В коридоре раздались бодрые, по-хозяйски уверенные шаги и деловито-небрежно напевающий голос Долгорукова: «А Provence on гéсоltе des roses et du jasmin...»[96] Годеин узнал слова той самой шансонетки, которую недавно так удачно вызванивал на шпоре. Характер у него был лёгкий; он опять забренчал шпорой, улыбнулся, и ему уже трудно стало дуться на Лермонтова, который всё это знал наперёд и молча курил у печки.
— Ну, хорошо, ты едешь, — уже обычным добродушным тоном сказал Годеин, — но только, Миша, помни...
— Я всё, всё буду помнить, — перебил его Лермонтов. — Ведь я умею быть серьёзным... как и ты. Поэтому прошу тебя сделать одну вещь...
Годеин улавливал в голосе Лермонтова таинственность, и это ему начинало нравиться.
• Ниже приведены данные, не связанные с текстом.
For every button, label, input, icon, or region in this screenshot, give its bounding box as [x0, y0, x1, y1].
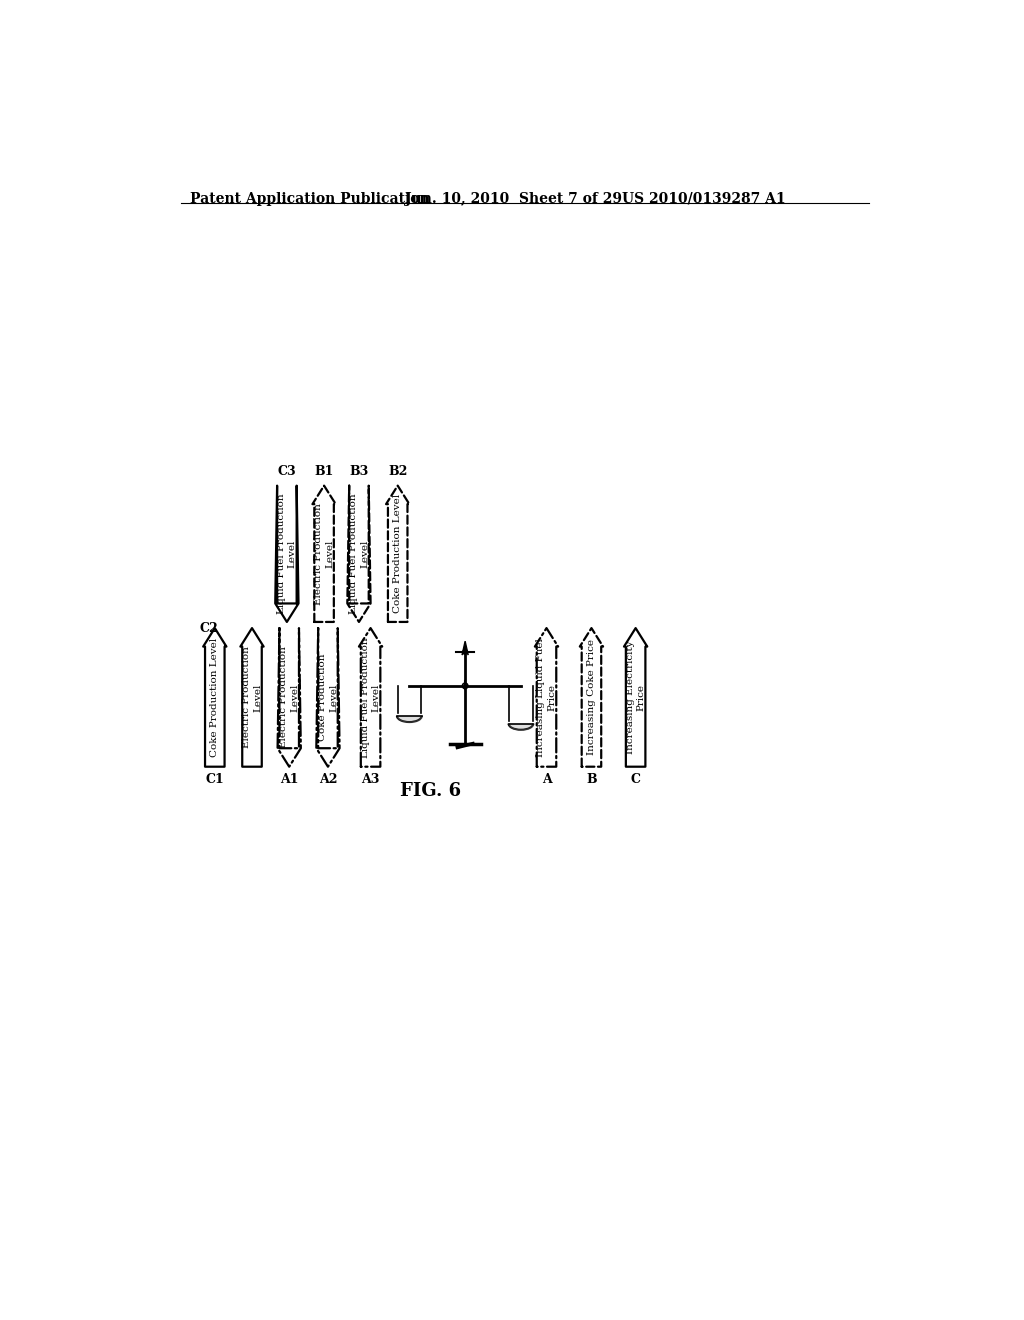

Подыгрывая Годеину, Лермонтов отошёл от печки, несколько раз оглянулся и, достав из кармана рейтуз маленький ключик, подал ему.
— Это от моего письменного стола, — почти шёпотом сказал Лермонтов, — как услышишь, что я арестован...
— Ты всё-таки думаешь... — глядя на Лермонтова с мальчишеским ужасом и восхищением, заговорил Годеин.
— Да, да, Петя, думаю, — нетерпеливо подтвердил Лермонтов, — вспомни тридцать седьмой год, — тогда у меня всё обшарили и здесь, и в Питере. Так вот: как услышишь, что я арестован, сразу беги и выгребай все бумаги. Правда, особенного там ничего нет, но поди влезь в душу жандарму, угадай, что ему может померещиться...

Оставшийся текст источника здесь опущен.